Punchbowl News on Monday first reported the existence of a three-page document outlining the terms, which it referred to as an “addendum.” The whole thing remains shrouded in mystery: McCarthy is now reportedly denying the existence of an official “addendum.” But some members have confirmed they’ve seen such a document, and top McCarthy allies have either talked around its existence or flatly declined to discuss the matter.
The chairman of the House Rules Committee, key McCarthy ally Tom Cole (R-Okla.), spoke about it as if it was a mystery to him. “I’m sure it exists, because I read about it from you guys [in the press] all the time,” he told Axios on Monday. “It has to be out there.”
Added Rep. Dusty Johnson (R-S.D.): “I’m not at liberty to discuss whether I’ve seen it or not.”
What we do know is that there is apparently some kind of document out there — though it’s unclear that it’s “official” or technically an “addendum” to the House rules — and that many Republicans are in the dark about it. (Punchbowl reported that members aren’t allowed to keep a copy, apparently for fear of it leaking.)
We know the broad strokes of the deal McCarthy struck, but not its full scope. And that raises the obvious question: Why not? And why the apparent lack of curiosity from House Republicans about forcing the issue?
At least one member is pushing for answers. Rep. Nancy Mace (R-S.C.) indicated over the weekend that she might vote against the rules package because of the lack of transparency. She ultimately relented — just as McCarthy allies voted for him for speaker despite grumbling about being in the dark — but said she will continue to push for the agreement’s release.
“If it’s not okay for the far left to cut deals in secret, then why is it okay for a few on the far right to cut deals in secret?” Mace said at Tuesday’s meeting of the House GOP conference.
What we know about the concessions McCarthy made is that they apparently contain some of the more controversial points — especially as compared with the rules package itself, which contained relatively few and passed with little fuss. Among them, as The Washington Post’s Marianna Sotomayor and Leigh Ann Caldwell report:
Those concessions place limits on new spending, including defense spending, which has frustrated some defense hawks. Leadership also agreed to prioritize for a vote an aggressive border security bill that would build a wall along the southern border, according to multiple aides and members of Congress familiar with the agreement who spoke on the condition of anonymity to detail private conversations. The House would also vote on legislation to establish term limits for members to serve six terms or 12 years, a proposal that would require a constitutional amendment.

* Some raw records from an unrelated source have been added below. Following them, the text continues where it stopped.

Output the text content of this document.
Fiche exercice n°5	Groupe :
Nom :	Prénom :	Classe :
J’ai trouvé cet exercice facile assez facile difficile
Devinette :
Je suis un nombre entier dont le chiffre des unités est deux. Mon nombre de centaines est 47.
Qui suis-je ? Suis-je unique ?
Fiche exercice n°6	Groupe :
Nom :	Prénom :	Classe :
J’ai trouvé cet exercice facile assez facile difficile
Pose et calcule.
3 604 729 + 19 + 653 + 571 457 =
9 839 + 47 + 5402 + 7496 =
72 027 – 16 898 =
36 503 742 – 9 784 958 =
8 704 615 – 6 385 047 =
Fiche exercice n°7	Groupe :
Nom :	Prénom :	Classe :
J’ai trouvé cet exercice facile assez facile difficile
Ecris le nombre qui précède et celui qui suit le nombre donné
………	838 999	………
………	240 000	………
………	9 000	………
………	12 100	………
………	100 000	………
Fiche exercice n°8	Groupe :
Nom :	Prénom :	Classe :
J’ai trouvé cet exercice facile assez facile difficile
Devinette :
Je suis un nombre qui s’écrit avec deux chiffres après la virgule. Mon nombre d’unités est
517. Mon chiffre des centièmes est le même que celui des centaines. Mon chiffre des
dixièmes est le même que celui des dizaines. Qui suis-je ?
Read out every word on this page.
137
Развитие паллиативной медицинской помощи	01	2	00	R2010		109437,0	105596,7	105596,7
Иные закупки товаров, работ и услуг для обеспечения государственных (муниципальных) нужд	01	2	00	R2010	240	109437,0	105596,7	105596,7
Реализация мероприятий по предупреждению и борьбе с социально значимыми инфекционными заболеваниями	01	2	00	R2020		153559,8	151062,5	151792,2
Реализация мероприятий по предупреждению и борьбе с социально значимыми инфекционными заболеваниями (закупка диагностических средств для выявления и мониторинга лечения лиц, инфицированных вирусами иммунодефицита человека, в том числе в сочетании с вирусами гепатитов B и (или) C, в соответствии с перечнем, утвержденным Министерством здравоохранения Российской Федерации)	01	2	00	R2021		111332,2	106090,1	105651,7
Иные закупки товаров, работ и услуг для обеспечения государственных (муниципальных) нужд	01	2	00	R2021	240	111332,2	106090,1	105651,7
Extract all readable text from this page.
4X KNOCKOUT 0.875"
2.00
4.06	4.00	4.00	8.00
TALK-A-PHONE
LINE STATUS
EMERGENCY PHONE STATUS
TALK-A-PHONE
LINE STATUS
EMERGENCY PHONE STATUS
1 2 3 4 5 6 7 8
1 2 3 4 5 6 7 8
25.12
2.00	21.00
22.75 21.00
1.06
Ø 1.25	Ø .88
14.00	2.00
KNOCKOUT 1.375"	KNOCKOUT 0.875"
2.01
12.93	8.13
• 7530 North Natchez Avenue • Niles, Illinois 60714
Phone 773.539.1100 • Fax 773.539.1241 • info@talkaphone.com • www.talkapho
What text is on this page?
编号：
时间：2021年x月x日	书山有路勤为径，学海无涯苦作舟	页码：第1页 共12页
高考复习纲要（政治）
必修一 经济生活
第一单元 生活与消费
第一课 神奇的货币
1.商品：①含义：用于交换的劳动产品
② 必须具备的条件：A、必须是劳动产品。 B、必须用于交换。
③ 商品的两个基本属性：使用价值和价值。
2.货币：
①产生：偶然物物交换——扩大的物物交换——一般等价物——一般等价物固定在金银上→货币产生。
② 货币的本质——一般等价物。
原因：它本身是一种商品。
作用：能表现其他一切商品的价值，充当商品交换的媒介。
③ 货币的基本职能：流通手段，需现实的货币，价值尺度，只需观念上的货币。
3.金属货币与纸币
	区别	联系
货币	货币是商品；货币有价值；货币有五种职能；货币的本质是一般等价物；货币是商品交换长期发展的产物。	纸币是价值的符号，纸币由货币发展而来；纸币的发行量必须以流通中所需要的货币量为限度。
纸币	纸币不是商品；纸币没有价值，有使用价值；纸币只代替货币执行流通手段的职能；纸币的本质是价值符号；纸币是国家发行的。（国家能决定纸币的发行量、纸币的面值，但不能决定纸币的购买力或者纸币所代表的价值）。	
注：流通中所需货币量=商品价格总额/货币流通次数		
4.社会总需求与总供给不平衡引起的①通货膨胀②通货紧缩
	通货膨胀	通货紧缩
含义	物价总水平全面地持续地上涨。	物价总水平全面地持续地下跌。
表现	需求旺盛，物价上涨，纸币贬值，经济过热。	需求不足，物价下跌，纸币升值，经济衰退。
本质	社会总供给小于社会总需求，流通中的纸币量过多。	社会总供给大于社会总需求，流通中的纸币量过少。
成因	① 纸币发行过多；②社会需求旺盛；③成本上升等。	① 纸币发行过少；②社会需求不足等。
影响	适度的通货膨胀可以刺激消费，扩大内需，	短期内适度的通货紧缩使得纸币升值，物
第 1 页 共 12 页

The deal also apparently included concessions on committees. But there, too, precisely what form those concessions took isn’t clear.
We know that McCarthy has agreed to things like putting a certain number of hard-right Republicans on the influential Rules Committee, but McCarthy has said he didn’t promise anyone chairmanships. Rep. Richard Hudson (R-N.C.), an ally who said he has seen the document, told Axios that it included “no names, just representation.”
At the same time, Rep. Byron Donalds (R-Fla.) claimed over the weekend that he had secured a slot on the House Republican Steering Committee, which decides committee chairmanships and assignments, in exchange for flipping his speaker vote back to McCarthy:
Fox News: Congressman, what did you get in Florida? What did you get? Everybody got something, right? What did you get?
DONALDS: Oh, well, listen, one of the things that’s going to happen is, it’s been put out I’m actually going to be a part of the Republican Steering Committee as Kevin McCarthy’s designate.
This doesn’t necessarily suggest that Donalds’s name appears on whatever document might exist. But his statement highlights how little we know about the extent or the particulars of the committee promises.
As for why, the obvious answer is that it’s just not terribly helpful to put yourself on the record agreeing to these things. Being forced to agree to such extensive concessions reinforces that McCarthy is a diminished speaker at the mercy of a small number of holdouts. It also would have risked alienating the allies that stood by McCarthy’s side. Sharing specifics would mean McCarthy would have to account for them and his ability to live up to the deal publicly. Some — such as cutting defense spending — open the GOP up to discord and criticism (and those are just the terms for which we know the basic outline).
While that would explain keeping this information from the public, though, it doesn’t explain why even House members appear to be in the dark. Those members have declined to truly press the issue, voting for McCarthy and then the rules package when they could have used both for leverage. McCarthy got what he wanted, ultimately winning both votes without being forced to show the hand that he has left himself with.
As Mace notes, for a party that has hailed its new rules as ushering in an era of transparency and empowering the rank-and-file members, it’s an inauspicious start.